Division Among Customs Brokers
Whether a customs agent, customs broker, clearing agent or freight forwarder, it is all the same.  But among practitioners in the industry, it is a question of choice, depending on which association one belongs. Many members of Association of Nigerian Licensed Customs Agents (ANLCA) would prefer to be referred to as customs brokers, which became popular in Nigeria some years back when the  ANLCA President, Prince Olayiwora Shittu,  travelled to the United States  and came back with the professional name. Shittu had then tried to differentiate between customs brokerage and freight forwarding.  Since then, Shittu has seen himself as a customs broker, away from the more expanded title of freight forwarder which subsumes customs brokerage.  On the other hand,  practitioners under the National Association of Government Approved Freight Forwarders (NAGAFF), National Association of Freight Forwarders and Consolidators (NAFFAC); National Council of Managing Directors of Licensed Customs Agents (NCMDLCA) and the Association of Registered Freight Forwarders, Nigeria (AREFFN) see themselves as freight forwarders. The reason is that freight forwarding apart from having more branches of business, is seen as more dignifying   than anything that has to do with  customs agent  because of the bad image.

How to Resolve the Conflict
Alagbu opined that what exists as conflict between the Customs  and CRFFN  Acts   is simply outside the  statutory provisions. He added that the two Acts are quite “clear, distinct and unambiguous”. But he observed that the Customs Service does not appear to be disposed to embracing the changes introduced by the CRFFN. This is seen by way of the Customs refusing to concede or share responsibilities in the appropriate statutory designated areas for “fear of losing relevance in a profession where it had held sway as a colossus since 1958”.

Similarly, the CRFFN is accused of being “shy to take up the mantle of responsibility even in the face of a brazen usurpation of its core statutory functions by the Customs”. But the truth is that the Council is suffering a lot challenges in terms of resources to execute its statutory obligations.

Okwudili added, “wittingly or unwittingly, this situation has given an impetus to the emergence of Customs brokerage as an imperium in imperium (an empire within an empire) with the effect that Customs brokerage (which is personified by “Customs Licensed Agents”) and freight forwarding now seem to exist as two distinct professions with one controlled by the Customs Service and the other by the CRFFN with both of them operating as if they are mutually exclusive of each other”.

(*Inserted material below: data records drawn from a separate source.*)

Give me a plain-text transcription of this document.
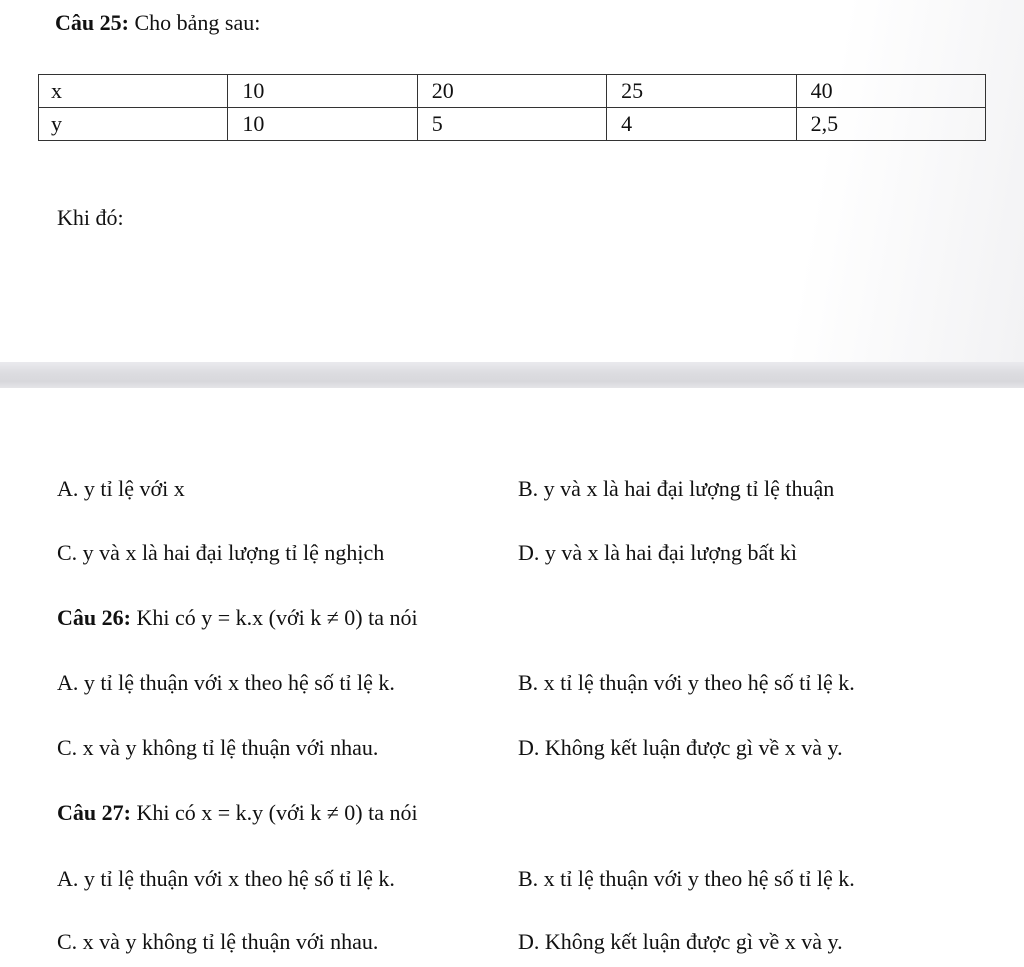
Câu 25: Cho bảng sau:
x	10	20	25	40
y	10	5	4	2,5
Khi đó:
A. y tỉ lệ với x	B. y và x là hai đại lượng tỉ lệ thuận
C. y và x là hai đại lượng tỉ lệ nghịch	D. y và x là hai đại lượng bất kì
Câu 26: Khi có y = k.x (với k ≠ 0) ta nói
A. y tỉ lệ thuận với x theo hệ số tỉ lệ k.	B. x tỉ lệ thuận với y theo hệ số tỉ lệ k.
C. x và y không tỉ lệ thuận với nhau.	D. Không kết luận được gì về x và y.
Câu 27: Khi có x = k.y (với k ≠ 0) ta nói
A. y tỉ lệ thuận với x theo hệ số tỉ lệ k.	B. x tỉ lệ thuận với y theo hệ số tỉ lệ k.
C. x và y không tỉ lệ thuận với nhau.	D. Không kết luận được gì về x và y.
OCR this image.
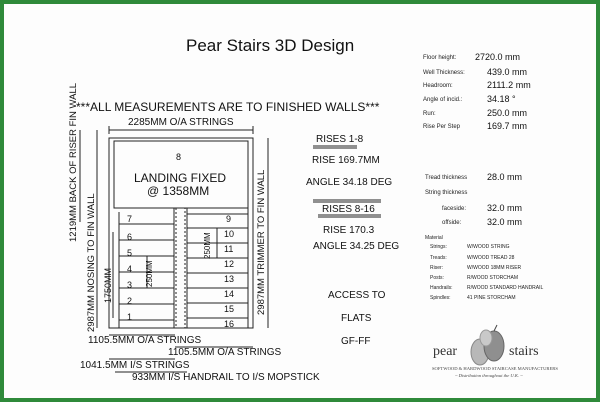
Pear Stairs 3D Design
***ALL MEASUREMENTS ARE TO FINISHED WALLS***
1
2
3
4
5
6
7	9
10
11
12
13
14
15
16
8
2285MM O/A STRINGS
1219MM BACK OF RISER FIN WALL
2987MM NOSING TO FIN WALL 1750MM	2987MM TRIMMER TO FIN WALL
250MM
250MM
LANDING FIXED
@ 1358MM
1105.5MM O/A STRINGS
1105.5MM O/A STRINGS
1041.5MM I/S STRINGS
933MM I/S HANDRAIL TO I/S MOPSTICK
RISES 1-8
RISE 169.7MM
ANGLE 34.18 DEG
RISES 8-16
RISE 170.3
ANGLE 34.25 DEG
ACCESS TO
FLATS
GF-FF
Floor height: 2720.0 mm
Well Thickness: 439.0 mm
Headroom:	2111.2 mm
Angle of incid.:	34.18 °
Run:	250.0 mm
Rise Per Step	169.7 mm
Tread thickness 28.0 mm
String thickness
faceside: 32.0 mm
offside:	32.0 mm
Material
Strings:	W/WOOD STRING
Treads:	W/WOOD TREAD 28
Riser:	W/WOOD 18MM RISER
Posts:	R/WOOD STORCHAM
Handrails:	R/WOOD STANDARD HANDRAIL
Spindles:	41 PINE STORCHAM
pear	stairs
SOFTWOOD & HARDWOOD STAIRCASE MANUFACTURERS
~ Distribution throughout the U.K. ~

Describing the CRFFN as the ombudsman and a clearing house of all freight forwarding activities which power has been statutorily entrenched,  Okwudili  argues that what is needed  was  for  the Council to “jump into the driver’s seat to move the  freight forwarding profession to its glory”. Part of the measures he recommended was for the CRFFN to precipitate inter-ministerial collaboration between the Ministry of Transport and that of Finance for  both agencies  to “ensure effective collaboration wherever the statutory functions of the two may overlap”. The CRFFN was also advised to publicise its statutory functions clearly to the freight forwarders on the process of becoming a professional. CRFFN was also told  to write an advisory warning letter to the Customs with a view to  stop them from further usurpation of its  statutory functions. The CRFFN is also expected to write the Corporate Affairs Commission (CAC) to explain its functions and request for the imposition of CRFFN membership registration certificate as a mandatory proficiency qualification to be possessed by directors who intend to incorporate freight forwarding companies.   Among others, Alagbu argued that the Council was entitled to seek injunctive reliefs in appropriate Court of law to check any breach of any of its statutory roles.